The phrase might also mean where his "music's playing" in the sense that his favorite music is playing, either the literal music he enjoys hearing (as opposed to making)... or, metaphorically, where the sounds of his family's lives and voices are more like music to him than the stilted, forced music he plays on the road.
Even deeper, home is where his own internal music is playing, where he "sings his own song," as it were, and does not simply function (as he does on the road) as a walking jukebox. Singing, say, an old doo-wop number at home might end up being "[his] music playing"-- his own emotional state being revealed in melody-- more than his singing a song he actually wrote, but without any genuine emotion attached to it.
The usual grammar allows for such interpretations. Things don't just "escape," they escape from or to somewhere... and music doesn't "play," children and puppies play, and music is played. But at this magical place called "home," such considerations are suspended. Thoughts can simply "escape," and music can "play" like a kitten.
But he is not home. He is on the road. And while he is out there, performing the role of happy performer, he feels his lack of sincerity affects the songs themselves. He sang to Kathy that he'd been "writing songs [he] can't believe," and now that he is out performing them he says: "my words come back to me in shade of mediocrity, like emptiness in harmony." Harmony, which involves more than one voice, should feel more full, but it does not.
French author Jean Giradoux famously quipped: "The key to success is sincerity. Once you can fake that, you've got it made." Well, our performer can no longer fake it (we will discuss the issue further in the song "Fakin' It"). He is "all pretended out," and he wants to come home to a place of authenticity... of real, not fake, sincerity. As Simon later sings, in "Keep the Customer Satisfied": "Gee, but it's great to be back home/ Home is where I wanna be/ I've been on the road so long, my friend."
One need not be a travelling performer to feel this way. Those in business who work long hours, teachers who tuck their children in and then grade papers and plan the next day's lessons, doctors and clergy forever on call, soldiers and salespeople and truckers and athletes who are away for months at a time... many can relate to the feelings to disconnectedness Simon relates in "Homeward Bound." They perform the same tasks-- which they perhaps did once enjoy-- again and again to support the loved ones they rarely see. When they'd rather just be home.
No doubt this is why "Homeward Bound" is one of Simon's most popular compositions. Its world-weariness and homesickness are easily understood and appreciated. Its message that home is where "love lies" is at least as old as the lyric: "Be it ever so humble/ There's no place like home."
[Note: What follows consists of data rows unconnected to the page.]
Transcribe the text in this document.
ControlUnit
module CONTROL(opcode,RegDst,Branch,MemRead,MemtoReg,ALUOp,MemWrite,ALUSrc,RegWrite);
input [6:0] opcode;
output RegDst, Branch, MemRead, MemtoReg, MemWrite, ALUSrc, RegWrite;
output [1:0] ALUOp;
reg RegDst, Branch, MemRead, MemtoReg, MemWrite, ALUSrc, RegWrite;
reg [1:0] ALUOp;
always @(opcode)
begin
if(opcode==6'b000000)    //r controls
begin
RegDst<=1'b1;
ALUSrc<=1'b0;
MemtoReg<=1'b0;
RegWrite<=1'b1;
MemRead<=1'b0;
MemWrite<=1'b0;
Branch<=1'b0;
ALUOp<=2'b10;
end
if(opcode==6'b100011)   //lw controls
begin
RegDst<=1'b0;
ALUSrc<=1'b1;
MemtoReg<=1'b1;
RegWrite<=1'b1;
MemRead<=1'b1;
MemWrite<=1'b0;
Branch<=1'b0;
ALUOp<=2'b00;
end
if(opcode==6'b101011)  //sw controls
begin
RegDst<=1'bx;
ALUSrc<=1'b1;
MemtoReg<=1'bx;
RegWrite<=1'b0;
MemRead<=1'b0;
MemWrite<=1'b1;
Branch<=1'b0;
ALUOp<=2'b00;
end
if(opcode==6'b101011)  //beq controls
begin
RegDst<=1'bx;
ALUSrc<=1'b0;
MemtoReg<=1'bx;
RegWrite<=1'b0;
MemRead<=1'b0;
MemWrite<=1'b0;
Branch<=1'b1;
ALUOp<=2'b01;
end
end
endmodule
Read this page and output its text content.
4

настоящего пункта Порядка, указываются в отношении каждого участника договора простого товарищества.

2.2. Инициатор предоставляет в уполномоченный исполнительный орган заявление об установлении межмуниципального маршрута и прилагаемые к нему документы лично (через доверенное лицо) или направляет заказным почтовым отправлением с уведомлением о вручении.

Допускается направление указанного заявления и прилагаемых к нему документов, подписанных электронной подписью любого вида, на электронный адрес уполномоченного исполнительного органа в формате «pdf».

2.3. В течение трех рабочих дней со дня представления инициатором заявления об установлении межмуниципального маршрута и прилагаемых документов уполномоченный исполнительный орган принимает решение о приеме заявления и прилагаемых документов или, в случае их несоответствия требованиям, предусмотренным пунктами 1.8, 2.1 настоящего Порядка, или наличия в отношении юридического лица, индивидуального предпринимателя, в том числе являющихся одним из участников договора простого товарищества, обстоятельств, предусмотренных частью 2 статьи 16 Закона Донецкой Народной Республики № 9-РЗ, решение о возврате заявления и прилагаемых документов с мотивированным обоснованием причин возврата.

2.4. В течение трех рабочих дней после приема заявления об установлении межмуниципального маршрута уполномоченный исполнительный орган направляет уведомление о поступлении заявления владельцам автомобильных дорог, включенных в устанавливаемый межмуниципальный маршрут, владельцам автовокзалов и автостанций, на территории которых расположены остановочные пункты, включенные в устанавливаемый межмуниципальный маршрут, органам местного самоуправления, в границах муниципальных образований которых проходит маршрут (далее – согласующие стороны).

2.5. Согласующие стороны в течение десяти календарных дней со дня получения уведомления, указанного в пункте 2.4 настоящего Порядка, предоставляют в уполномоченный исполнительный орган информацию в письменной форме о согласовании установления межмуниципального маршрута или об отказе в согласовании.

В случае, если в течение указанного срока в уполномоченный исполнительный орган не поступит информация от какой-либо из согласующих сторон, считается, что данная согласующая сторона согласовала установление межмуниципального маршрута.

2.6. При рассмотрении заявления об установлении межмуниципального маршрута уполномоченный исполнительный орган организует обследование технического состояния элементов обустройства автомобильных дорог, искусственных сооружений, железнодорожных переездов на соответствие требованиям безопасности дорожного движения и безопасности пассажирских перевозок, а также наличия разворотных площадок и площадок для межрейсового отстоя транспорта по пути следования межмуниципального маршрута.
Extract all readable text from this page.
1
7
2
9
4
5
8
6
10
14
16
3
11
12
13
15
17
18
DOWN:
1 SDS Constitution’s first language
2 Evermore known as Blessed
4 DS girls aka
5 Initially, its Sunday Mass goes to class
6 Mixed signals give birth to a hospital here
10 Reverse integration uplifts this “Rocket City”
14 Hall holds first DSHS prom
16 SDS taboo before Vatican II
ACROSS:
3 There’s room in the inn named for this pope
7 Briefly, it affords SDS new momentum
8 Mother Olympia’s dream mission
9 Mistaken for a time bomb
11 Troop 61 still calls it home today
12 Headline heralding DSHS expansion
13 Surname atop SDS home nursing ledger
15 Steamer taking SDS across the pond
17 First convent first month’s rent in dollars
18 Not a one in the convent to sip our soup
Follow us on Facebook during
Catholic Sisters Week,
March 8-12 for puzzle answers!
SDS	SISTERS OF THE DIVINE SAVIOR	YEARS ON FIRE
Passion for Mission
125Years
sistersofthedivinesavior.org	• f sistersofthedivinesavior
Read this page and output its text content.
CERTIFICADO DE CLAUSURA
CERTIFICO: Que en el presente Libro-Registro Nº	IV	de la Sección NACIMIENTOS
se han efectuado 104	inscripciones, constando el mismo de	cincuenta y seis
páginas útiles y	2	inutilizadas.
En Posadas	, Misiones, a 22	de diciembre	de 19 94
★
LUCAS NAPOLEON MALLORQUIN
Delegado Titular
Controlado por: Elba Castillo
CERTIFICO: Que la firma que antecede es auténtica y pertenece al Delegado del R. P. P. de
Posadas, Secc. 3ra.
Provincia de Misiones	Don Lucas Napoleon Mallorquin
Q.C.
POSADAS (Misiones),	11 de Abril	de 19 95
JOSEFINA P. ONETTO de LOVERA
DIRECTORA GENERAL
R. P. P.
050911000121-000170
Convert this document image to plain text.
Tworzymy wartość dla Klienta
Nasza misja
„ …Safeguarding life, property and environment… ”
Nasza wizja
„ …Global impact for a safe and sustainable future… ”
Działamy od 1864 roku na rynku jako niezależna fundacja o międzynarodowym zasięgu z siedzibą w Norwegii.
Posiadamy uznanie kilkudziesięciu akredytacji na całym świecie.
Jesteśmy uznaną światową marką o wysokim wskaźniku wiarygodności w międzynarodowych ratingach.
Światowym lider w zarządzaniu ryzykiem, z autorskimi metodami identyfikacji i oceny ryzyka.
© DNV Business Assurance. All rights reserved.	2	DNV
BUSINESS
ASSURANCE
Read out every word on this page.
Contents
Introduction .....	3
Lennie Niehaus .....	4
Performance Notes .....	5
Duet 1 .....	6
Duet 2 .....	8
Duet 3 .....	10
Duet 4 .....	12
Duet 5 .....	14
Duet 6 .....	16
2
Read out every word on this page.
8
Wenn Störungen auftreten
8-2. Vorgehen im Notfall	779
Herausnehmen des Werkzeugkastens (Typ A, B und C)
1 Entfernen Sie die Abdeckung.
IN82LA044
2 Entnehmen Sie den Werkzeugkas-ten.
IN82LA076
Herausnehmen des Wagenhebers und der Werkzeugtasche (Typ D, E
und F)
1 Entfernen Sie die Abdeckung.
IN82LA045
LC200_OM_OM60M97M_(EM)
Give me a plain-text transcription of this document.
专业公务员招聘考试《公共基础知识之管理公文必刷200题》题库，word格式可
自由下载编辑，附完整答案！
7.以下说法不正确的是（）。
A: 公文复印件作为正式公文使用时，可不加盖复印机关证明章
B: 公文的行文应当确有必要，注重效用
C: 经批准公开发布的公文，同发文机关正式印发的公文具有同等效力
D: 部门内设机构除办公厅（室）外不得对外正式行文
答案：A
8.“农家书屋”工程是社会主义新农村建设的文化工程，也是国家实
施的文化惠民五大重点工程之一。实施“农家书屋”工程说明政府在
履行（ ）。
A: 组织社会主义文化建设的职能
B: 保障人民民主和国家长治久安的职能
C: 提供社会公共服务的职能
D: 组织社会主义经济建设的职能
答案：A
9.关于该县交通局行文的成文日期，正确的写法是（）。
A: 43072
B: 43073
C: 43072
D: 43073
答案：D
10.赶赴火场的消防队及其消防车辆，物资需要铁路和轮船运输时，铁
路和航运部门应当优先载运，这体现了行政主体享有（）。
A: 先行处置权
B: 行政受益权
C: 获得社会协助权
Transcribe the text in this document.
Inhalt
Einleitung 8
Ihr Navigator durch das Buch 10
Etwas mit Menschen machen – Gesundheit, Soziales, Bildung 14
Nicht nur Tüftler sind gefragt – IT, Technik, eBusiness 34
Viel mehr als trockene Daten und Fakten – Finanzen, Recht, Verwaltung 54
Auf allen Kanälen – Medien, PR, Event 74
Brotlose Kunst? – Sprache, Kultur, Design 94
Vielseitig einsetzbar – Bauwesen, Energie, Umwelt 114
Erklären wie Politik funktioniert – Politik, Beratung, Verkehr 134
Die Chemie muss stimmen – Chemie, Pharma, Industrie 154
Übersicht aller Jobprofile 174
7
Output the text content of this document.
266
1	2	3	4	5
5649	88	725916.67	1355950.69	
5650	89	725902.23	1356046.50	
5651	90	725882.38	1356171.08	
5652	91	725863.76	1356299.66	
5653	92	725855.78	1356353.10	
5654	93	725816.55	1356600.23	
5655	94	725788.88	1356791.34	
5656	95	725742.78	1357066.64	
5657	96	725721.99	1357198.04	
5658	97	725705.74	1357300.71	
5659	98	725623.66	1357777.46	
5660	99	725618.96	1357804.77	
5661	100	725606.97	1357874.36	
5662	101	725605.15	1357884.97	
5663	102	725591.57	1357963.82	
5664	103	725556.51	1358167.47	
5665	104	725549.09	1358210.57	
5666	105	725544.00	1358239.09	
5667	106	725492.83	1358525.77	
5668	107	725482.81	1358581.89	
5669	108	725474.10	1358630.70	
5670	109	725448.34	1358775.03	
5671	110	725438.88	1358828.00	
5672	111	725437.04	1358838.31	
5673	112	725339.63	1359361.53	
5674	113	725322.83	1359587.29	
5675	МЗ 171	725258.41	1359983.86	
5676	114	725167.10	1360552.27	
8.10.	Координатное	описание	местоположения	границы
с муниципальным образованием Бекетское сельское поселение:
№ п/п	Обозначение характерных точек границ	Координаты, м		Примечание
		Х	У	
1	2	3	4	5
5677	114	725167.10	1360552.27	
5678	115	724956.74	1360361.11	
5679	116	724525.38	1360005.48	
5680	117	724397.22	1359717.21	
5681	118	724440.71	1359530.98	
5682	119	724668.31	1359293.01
One last note: Simon describes a rail depot as being an appropriate performance space for "a poet and a one-man band." That phrase evokes Simon himself incredibly well, encompassing his songwriting and musicianship both. I'm surprised no one has yet used it for the title of a biography of Simon; perhaps he is saving it for his own memoir.
As noted, "Homeward Bound" is one of Simon's signature works; no compilation of his output is complete without it, certainly every collection of Simon & Garfunkels' work includes it. They performed it on The Smothers Brothers show in the late 1960s... and The Today Show in 2003.
And it is one of the first Simon and Garfunkel songs those learning guitar will play, starting with those indelible opening chords.
There even is a UK-based Simon and Garfunkel tribute act that calls itself "Homeward Bound." For the curious, they are on YouTube, but I do not vouch for their skills.